Mary Spicer's new exhibition opens on Monday at the St Giles Street Gallery in Norwich. Rather than romanticising the East Anglian countryside, her work focuses on how farming gouges and shapes the land, with tractor tracks creating patterns on the fields and churning the earth into thick folds of mud.

"I have been particularly looking at the way the land gets carved up by agricultural machinery," she says. "It gets scoured and criss-crossed by ploughed lines. I have been trying to look at the texture of landscape, the marks you can get as a result of that."

Her paintings combine several media - acrylic paint, oil pastels, Indian ink and texture gel, for instance - applied in thick swathes that, in the words of gallery owner David Koppel, "really capture Norfolk".

Mary has lived at Ditchingham, near Bungay, for 17 years and has come to know the surrounding landscape well.

"Because I have been in the landscape and got to know it very intimately, what I want to do is pinpoint certain features in the landscape that are specific to East Anglia," she says.

"I particularly didn't want to do what a lot of East Anglian artists do, which is to put in all the windmills and the usual features.

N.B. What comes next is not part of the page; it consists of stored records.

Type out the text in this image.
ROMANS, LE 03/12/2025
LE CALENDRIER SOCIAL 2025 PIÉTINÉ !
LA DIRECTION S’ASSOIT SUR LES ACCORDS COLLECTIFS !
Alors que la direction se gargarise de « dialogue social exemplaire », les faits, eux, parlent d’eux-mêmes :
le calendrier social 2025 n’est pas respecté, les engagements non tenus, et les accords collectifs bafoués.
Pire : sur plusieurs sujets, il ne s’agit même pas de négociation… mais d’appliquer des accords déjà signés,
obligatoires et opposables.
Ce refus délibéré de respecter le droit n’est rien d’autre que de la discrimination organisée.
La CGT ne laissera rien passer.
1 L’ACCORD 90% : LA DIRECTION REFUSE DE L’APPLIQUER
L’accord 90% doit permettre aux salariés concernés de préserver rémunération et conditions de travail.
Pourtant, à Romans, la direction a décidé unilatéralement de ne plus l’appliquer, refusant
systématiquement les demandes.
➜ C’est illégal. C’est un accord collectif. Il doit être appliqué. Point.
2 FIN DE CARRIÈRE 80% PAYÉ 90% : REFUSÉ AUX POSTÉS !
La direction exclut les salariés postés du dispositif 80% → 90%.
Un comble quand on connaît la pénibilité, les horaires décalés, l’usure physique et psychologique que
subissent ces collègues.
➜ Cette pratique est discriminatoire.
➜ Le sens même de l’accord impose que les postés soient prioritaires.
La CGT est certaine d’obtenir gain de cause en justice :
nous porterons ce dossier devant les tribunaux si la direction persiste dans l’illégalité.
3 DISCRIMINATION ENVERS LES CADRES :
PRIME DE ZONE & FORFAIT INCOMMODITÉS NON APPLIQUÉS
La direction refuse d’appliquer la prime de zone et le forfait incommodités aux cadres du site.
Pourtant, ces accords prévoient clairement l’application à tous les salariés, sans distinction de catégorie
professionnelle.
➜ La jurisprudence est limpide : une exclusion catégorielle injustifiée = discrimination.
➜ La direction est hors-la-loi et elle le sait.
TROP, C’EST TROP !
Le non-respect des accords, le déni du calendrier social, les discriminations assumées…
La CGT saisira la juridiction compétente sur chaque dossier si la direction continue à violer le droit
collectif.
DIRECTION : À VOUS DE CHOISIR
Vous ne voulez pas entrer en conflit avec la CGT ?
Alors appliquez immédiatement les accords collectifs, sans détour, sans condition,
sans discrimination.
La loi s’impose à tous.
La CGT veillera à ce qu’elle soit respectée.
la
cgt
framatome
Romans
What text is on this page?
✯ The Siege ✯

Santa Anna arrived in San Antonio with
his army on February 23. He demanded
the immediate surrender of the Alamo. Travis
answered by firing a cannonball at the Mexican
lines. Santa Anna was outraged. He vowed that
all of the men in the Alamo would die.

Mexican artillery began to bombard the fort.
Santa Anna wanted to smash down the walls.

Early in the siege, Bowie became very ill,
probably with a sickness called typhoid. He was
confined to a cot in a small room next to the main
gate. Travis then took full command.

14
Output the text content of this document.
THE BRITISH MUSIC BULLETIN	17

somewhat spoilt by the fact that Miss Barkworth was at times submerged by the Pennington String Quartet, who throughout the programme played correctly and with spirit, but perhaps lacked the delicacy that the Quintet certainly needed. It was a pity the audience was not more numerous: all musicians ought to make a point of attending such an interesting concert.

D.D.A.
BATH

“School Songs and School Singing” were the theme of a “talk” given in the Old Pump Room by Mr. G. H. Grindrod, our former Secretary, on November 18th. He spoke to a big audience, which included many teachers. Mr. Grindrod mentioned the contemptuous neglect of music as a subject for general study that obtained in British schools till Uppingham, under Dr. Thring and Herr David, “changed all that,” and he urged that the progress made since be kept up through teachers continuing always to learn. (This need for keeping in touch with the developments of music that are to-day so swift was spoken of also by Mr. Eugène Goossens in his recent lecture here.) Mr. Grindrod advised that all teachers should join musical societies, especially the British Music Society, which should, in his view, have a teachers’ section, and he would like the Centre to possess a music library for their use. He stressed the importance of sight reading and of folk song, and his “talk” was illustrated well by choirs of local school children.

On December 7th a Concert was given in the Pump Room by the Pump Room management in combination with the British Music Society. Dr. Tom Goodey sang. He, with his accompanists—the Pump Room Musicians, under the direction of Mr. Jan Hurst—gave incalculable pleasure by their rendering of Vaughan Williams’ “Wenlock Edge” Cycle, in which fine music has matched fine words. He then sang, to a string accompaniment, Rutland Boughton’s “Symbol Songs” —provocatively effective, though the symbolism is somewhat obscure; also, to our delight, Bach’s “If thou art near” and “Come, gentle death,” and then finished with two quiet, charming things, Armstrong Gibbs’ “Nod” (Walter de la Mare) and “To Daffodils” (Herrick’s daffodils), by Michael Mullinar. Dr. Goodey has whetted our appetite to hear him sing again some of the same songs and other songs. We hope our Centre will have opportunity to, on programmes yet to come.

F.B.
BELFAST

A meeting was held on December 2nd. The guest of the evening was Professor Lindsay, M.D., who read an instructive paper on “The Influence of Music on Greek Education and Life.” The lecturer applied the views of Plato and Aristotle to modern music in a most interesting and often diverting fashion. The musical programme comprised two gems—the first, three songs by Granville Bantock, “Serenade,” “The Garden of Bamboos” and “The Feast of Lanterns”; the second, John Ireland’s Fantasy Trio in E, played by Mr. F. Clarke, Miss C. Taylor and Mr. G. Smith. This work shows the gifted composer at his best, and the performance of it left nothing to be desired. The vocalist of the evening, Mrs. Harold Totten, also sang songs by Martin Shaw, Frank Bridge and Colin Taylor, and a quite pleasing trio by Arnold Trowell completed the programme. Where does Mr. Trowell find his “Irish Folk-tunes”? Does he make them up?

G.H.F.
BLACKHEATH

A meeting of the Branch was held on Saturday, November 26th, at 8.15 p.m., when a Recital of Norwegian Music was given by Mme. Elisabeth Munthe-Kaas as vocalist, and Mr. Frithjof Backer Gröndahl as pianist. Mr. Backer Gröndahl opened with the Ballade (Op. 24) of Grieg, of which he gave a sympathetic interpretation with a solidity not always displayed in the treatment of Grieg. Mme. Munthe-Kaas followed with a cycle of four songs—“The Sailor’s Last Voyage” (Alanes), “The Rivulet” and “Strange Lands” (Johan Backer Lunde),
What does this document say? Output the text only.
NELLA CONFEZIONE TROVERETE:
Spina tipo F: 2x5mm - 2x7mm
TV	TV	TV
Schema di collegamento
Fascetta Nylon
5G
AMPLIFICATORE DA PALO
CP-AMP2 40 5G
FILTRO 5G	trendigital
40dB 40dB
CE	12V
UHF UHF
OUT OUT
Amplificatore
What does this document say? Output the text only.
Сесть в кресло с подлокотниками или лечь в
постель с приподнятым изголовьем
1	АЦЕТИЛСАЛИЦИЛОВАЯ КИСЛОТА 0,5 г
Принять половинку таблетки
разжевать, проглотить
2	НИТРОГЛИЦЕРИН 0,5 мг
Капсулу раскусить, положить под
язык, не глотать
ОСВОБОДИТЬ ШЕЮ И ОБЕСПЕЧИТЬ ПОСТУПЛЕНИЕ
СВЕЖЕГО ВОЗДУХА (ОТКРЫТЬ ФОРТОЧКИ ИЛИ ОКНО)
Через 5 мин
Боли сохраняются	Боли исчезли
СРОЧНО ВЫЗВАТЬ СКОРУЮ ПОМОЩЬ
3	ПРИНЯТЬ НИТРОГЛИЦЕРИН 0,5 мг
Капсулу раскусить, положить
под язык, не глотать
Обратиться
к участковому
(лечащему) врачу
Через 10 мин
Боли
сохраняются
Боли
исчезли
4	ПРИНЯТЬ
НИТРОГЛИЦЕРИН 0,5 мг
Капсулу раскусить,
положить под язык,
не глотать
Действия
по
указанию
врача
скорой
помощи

"I wanted to look at it differently and put a whole new take on it.

"I make the foregrounds very big so you get a very small strip of sky, and you are really confronted by the land in front of you."

Most of the paintings on show at the gallery are around 50cm by 70cm. Titles include Across The Winter Fields to Broome Church, Scarred and Furrowed Land, and All Goes Back to the Land.

Her technique is to build up layers of texture through using brushes, palette knives and her fingers, creating "the unmistakable, indelible marks of human activity". Colours on her palette include yellow ochre, burnt sienna, burnt umber: rich, earthy colours that are topped with glints of ultramarine where puddles of water reflect the sky. The emphasis is on the countryside as a creation of society rather than a wilderness: we see the effects of farming, the farm buildings and churches that people have erected, the fields of crops, even piles of animal manure. She also charts the effects of the changing seasons. Some paintings evoke a cold winter light, other blaze with spring sunshine and the vivid glow of rape fields.

Mary began her career in 1978. She went to art school in Brighton and became an art teacher, spending time at Sir John Leman High School in Beccles, and taking adult education classes. She says: "Like most artists I have drifted in and out of teaching at times, but for the past six years I have been a full-time artist."

Landscapes, by Mary Spicer, is at the St Giles Street Gallery, 51 St Giles Street, Norwich until April 18. See www.sgsgallery.com. Prices range from £1,000 to £1,600.